One camp is software and features that we build for our advertisers—premier agent customers—and it’s exclusive to them, and that’s to help make them better at their jobs.
The other category of software is platform software. The goal there is to make it available to everybody, and Dotloop and ShowingTime are examples of that. The theory behind the platform pieces of our business is that when the industry works better as a whole, everyone benefits.
We actually think that there would be more movers and transactions if we as an industry could actually reduce the friction.
JG: What other tech and tools are most impactful to Zillow’s goal of streamlining the process for consumers and reducing that friction?
ES: Part of it is that there are some platforms and tools that we think if we buy the business and invest a bunch of engineering and research and development dollars, that we can make the business better.
On the other hand, there are all sorts of tools out there that we think are super important and powerful that work just fine and we don’t need to own them. We have more than 75 different integrations with different pieces of software, so I think that’s the difference, and maybe the decision matrix.
I think the future is anything which today feels offline or clunky is going to be online and is going to be streamlined, including the loan origination process and at some point, appraisals.
JG: What can you tell us about the future of Zillow referrals for real estate agents and the role it will play in the company’s future business model?
ES: We want to help modernize this industry and the only way we can do it is with agents of various brands, brokerages and affiliations. Regardless of what company or franchise brand they are at, they have the same characteristics. They are technically capable, innovative and willing to learn best practices.
The idea of referrals at Zillow is just simply a different billing model. You can buy advertising from us in one of two ways. You can take your credit card and buy up front as an agent and then you bear the risk. The second model—the Zillow Flex model—we send you the leads at no charge, and if you close them, then you pay us at the close of the transaction versus at the beginning of the cycle.
In the flex model, we bear the risk because you didn’t pay up front, but in many ways that does two things. It makes us a better partner because now we are completely invested in your success. It also gives us the incentives to do the things like solve the touring problem and work with the most forward-thinking, tech savvy brokers, teams and agents.
Our goal is to get the agents who are tech savvy and open to change and then partner with them and then make their success and our success co-dependent, and if we can do that, we think that’s a big win for everybody.

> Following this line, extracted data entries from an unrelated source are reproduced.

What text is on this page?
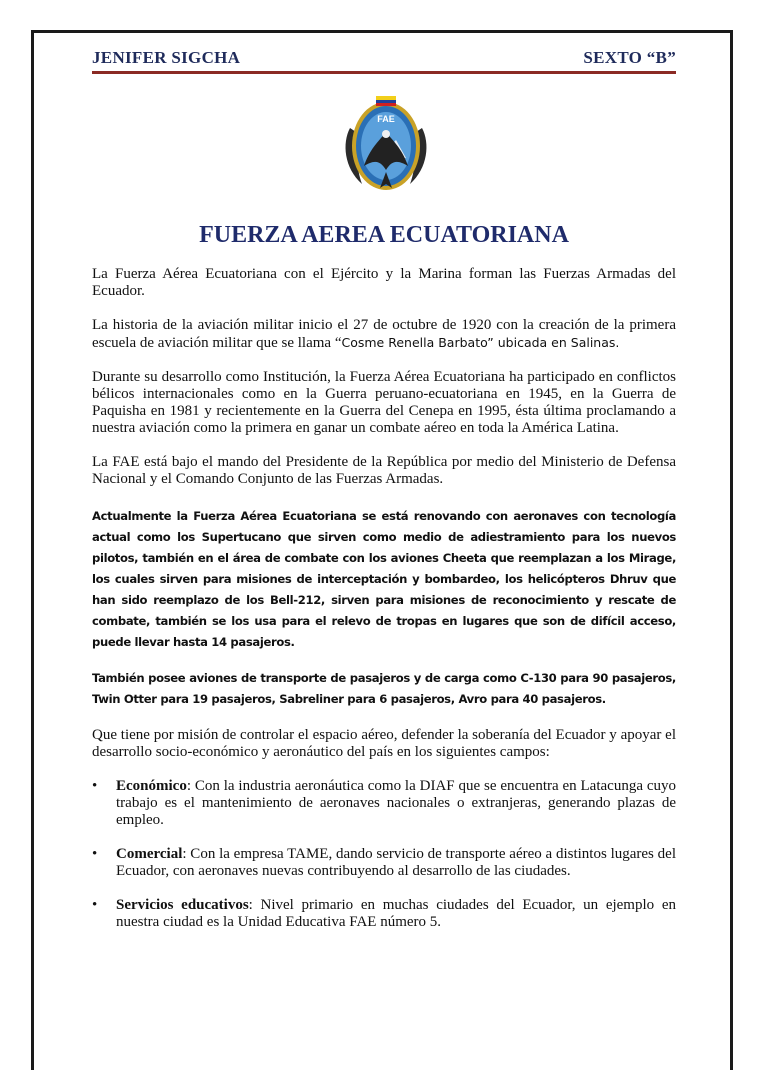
JENIFER SIGCHA	SEXTO “B”
FAE
FUERZA AEREA ECUATORIANA

La Fuerza Aérea Ecuatoriana con el Ejército y la Marina forman las Fuerzas Armadas del Ecuador.

La historia de la aviación militar inicio el 27 de octubre de 1920 con la creación de la primera escuela de aviación militar que se llama “Cosme Renella Barbato” ubicada en Salinas.

Durante su desarrollo como Institución, la Fuerza Aérea Ecuatoriana ha participado en conflictos bélicos internacionales como en la Guerra peruano-ecuatoriana en 1945, en la Guerra de Paquisha en 1981 y recientemente en la Guerra del Cenepa en 1995, ésta última proclamando a nuestra aviación como la primera en ganar un combate aéreo en toda la América Latina.

La FAE está bajo el mando del Presidente de la República por medio del Ministerio de Defensa Nacional y el Comando Conjunto de las Fuerzas Armadas.

Actualmente la Fuerza Aérea Ecuatoriana se está renovando con aeronaves con tecnología actual como los Supertucano que sirven como medio de adiestramiento para los nuevos pilotos, también en el área de combate con los aviones Cheeta que reemplazan a los Mirage, los cuales sirven para misiones de interceptación y bombardeo, los helicópteros Dhruv que han sido reemplazo de los Bell-212, sirven para misiones de reconocimiento y rescate de combate, también se los usa para el relevo de tropas en lugares que son de difícil acceso, puede llevar hasta 14 pasajeros.

También posee aviones de transporte de pasajeros y de carga como C-130 para 90 pasajeros, Twin Otter para 19 pasajeros, Sabreliner para 6 pasajeros, Avro para 40 pasajeros.

Que tiene por misión de controlar el espacio aéreo, defender la soberanía del Ecuador y apoyar el desarrollo socio-económico y aeronáutico del país en los siguientes campos:

• Económico: Con la industria aeronáutica como la DIAF que se encuentra en Latacunga cuyo trabajo es el mantenimiento de aeronaves nacionales o extranjeras, generando plazas de empleo.
• Comercial: Con la empresa TAME, dando servicio de transporte aéreo a distintos lugares del Ecuador, con aeronaves nuevas contribuyendo al desarrollo de las ciudades.
• Servicios educativos: Nivel primario en muchas ciudades del Ecuador, un ejemplo en nuestra ciudad es la Unidad Educativa FAE número 5.
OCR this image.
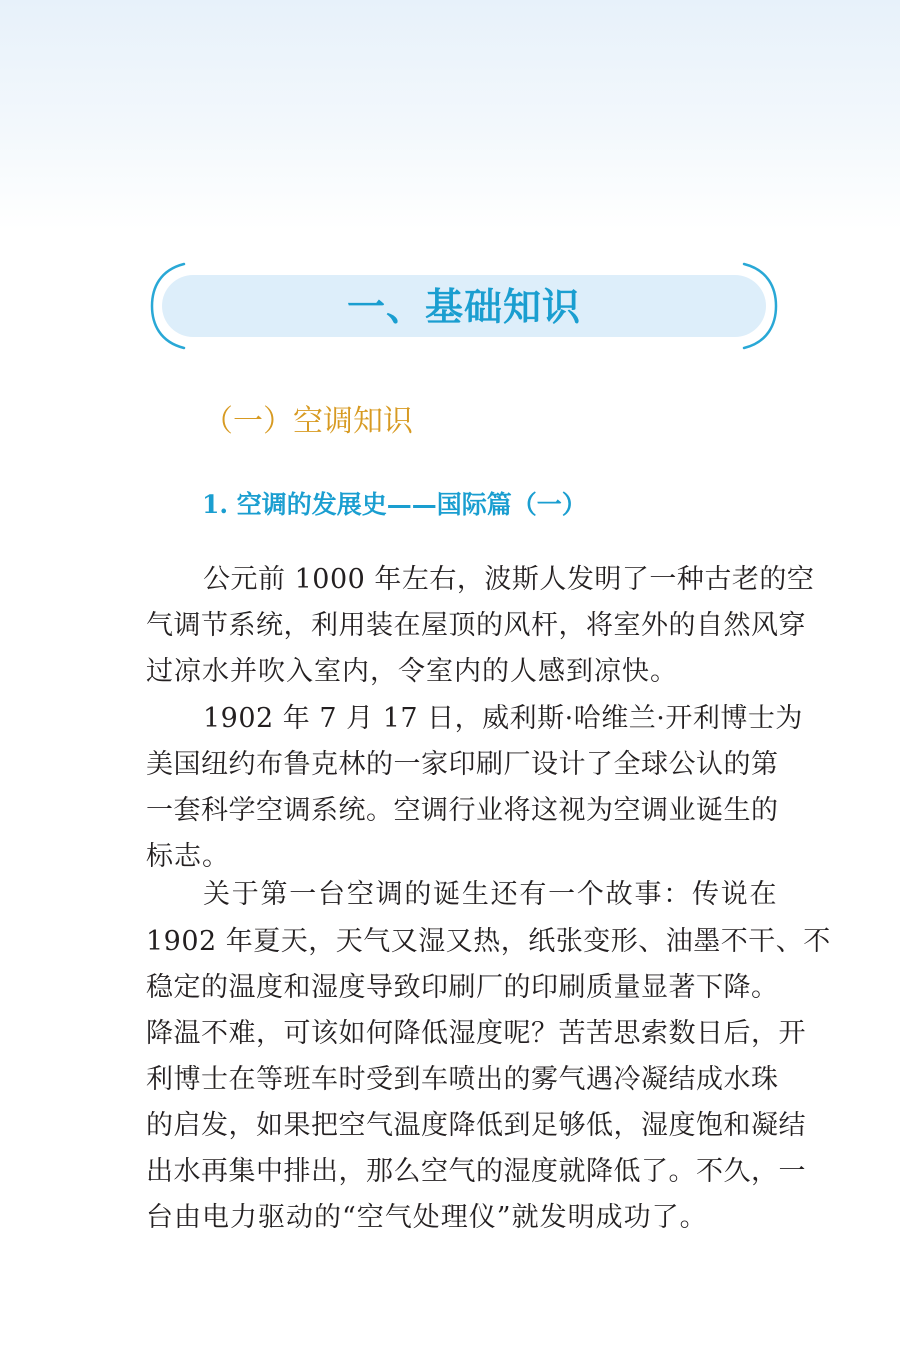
一、基础知识
（一）空调知识
1. 空调的发展史——国际篇（一）
公元前 1000 年左右，波斯人发明了一种古老的空
气调节系统，利用装在屋顶的风杆，将室外的自然风穿
过凉水并吹入室内，令室内的人感到凉快。
1902 年 7 月 17 日，威利斯·哈维兰·开利博士为
美国纽约布鲁克林的一家印刷厂设计了全球公认的第
一套科学空调系统。空调行业将这视为空调业诞生的
标志。
关于第一台空调的诞生还有一个故事：传说在
1902 年夏天，天气又湿又热，纸张变形、油墨不干、不
稳定的温度和湿度导致印刷厂的印刷质量显著下降。
降温不难，可该如何降低湿度呢？苦苦思索数日后，开
利博士在等班车时受到车喷出的雾气遇冷凝结成水珠
的启发，如果把空气温度降低到足够低，湿度饱和凝结
出水再集中排出，那么空气的湿度就降低了。不久，一
台由电力驱动的“空气处理仪”就发明成功了。
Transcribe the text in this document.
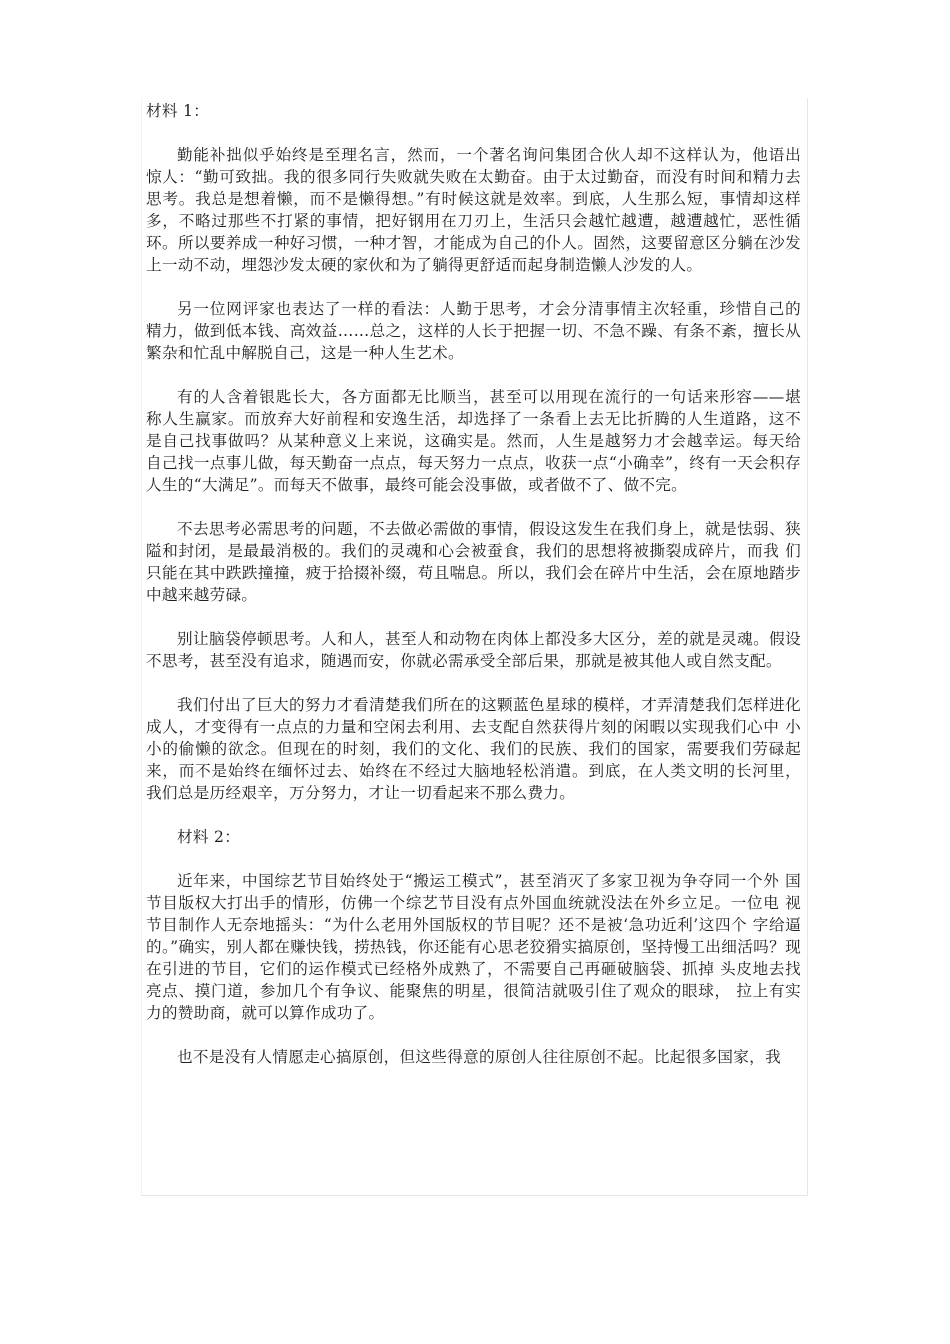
材料 1：

勤能补拙似乎始终是至理名言，然而，一个著名询问集团合伙人却不这样认为，他语出 惊人：“勤可致拙。我的很多同行失败就失败在太勤奋。由于太过勤奋，而没有时间和精力去思考。我总是想着懒，而不是懒得想。”有时候这就是效率。到底，人生那么短，事情却这样多，不略过那些不打紧的事情，把好钢用在刀刃上，生活只会越忙越遭，越遭越忙，恶性循环。所以要养成一种好习惯，一种才智，才能成为自己的仆人。固然，这要留意区分躺在沙发上一动不动，埋怨沙发太硬的家伙和为了躺得更舒适而起身制造懒人沙发的人。

另一位网评家也表达了一样的看法：人勤于思考，才会分清事情主次轻重，珍惜自己的 精力，做到低本钱、高效益……总之，这样的人长于把握一切、不急不躁、有条不紊，擅长从繁杂和忙乱中解脱自己，这是一种人生艺术。

有的人含着银匙长大，各方面都无比顺当，甚至可以用现在流行的一句话来形容——堪 称人生赢家。而放弃大好前程和安逸生活，却选择了一条看上去无比折腾的人生道路，这不 是自己找事做吗？从某种意义上来说，这确实是。然而，人生是越努力才会越幸运。每天给 自己找一点事儿做，每天勤奋一点点，每天努力一点点，收获一点“小确幸”，终有一天会积存人生的“大满足”。而每天不做事，最终可能会没事做，或者做不了、做不完。

不去思考必需思考的问题，不去做必需做的事情，假设这发生在我们身上，就是怯弱、狭隘和封闭，是最最消极的。我们的灵魂和心会被蚕食，我们的思想将被撕裂成碎片，而我 们只能在其中跌跌撞撞，疲于拾掇补缀，苟且喘息。所以，我们会在碎片中生活，会在原地踏步中越来越劳碌。

别让脑袋停顿思考。人和人，甚至人和动物在肉体上都没多大区分，差的就是灵魂。假设不思考，甚至没有追求，随遇而安，你就必需承受全部后果，那就是被其他人或自然支配。

我们付出了巨大的努力才看清楚我们所在的这颗蓝色星球的模样，才弄清楚我们怎样进化成人，才变得有一点点的力量和空闲去利用、去支配自然获得片刻的闲暇以实现我们心中 小小的偷懒的欲念。但现在的时刻，我们的文化、我们的民族、我们的国家，需要我们劳碌起来，而不是始终在缅怀过去、始终在不经过大脑地轻松消遣。到底，在人类文明的长河里， 我们总是历经艰辛，万分努力，才让一切看起来不那么费力。

材料 2：

近年来，中国综艺节目始终处于“搬运工模式”，甚至消灭了多家卫视为争夺同一个外 国节目版权大打出手的情形，仿佛一个综艺节目没有点外国血统就没法在外乡立足。一位电 视节目制作人无奈地摇头：“为什么老用外国版权的节目呢？还不是被‘急功近利’这四个 字给逼的。”确实，别人都在赚快钱，捞热钱，你还能有心思老狡猾实搞原创，坚持慢工出细活吗？现在引进的节目，它们的运作模式已经格外成熟了，不需要自己再砸破脑袋、抓掉 头皮地去找亮点、摸门道，参加几个有争议、能聚焦的明星，很简洁就吸引住了观众的眼球， 拉上有实力的赞助商，就可以算作成功了。

也不是没有人情愿走心搞原创，但这些得意的原创人往往原创不起。比起很多国家，我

JG: What are the most important issues facing your clients in the next six months?
ES: I think it’s simply affordability and inventory shortage. Both are two sides of the same coin. A lot of what is pushing up prices is a shortage of availability. Related to that is this thing that we’ve been seeing—we’re calling it the Great Reshuffling—and basically it kicked off during the pandemic when people just wanted to get out of the city. Or, now that everyone is working from home, working out of a closet didn’t work, so you need an extra room for an office.
There is a different tailwind at the moment and that tailwind is remote work. All of a sudden you’ve got people moving to different neighborhoods, cities and states and I think that is really interesting in terms of what happens to the downtown core in cities.
I think there is a reason Boise is up over 40% because a lot of people are selling their million dollar homes in California and are willing to pay half that in Boise. I think that’s another big trend.
That’s a macro five-year-plus kind of trend and I think we are just at the beginning of it.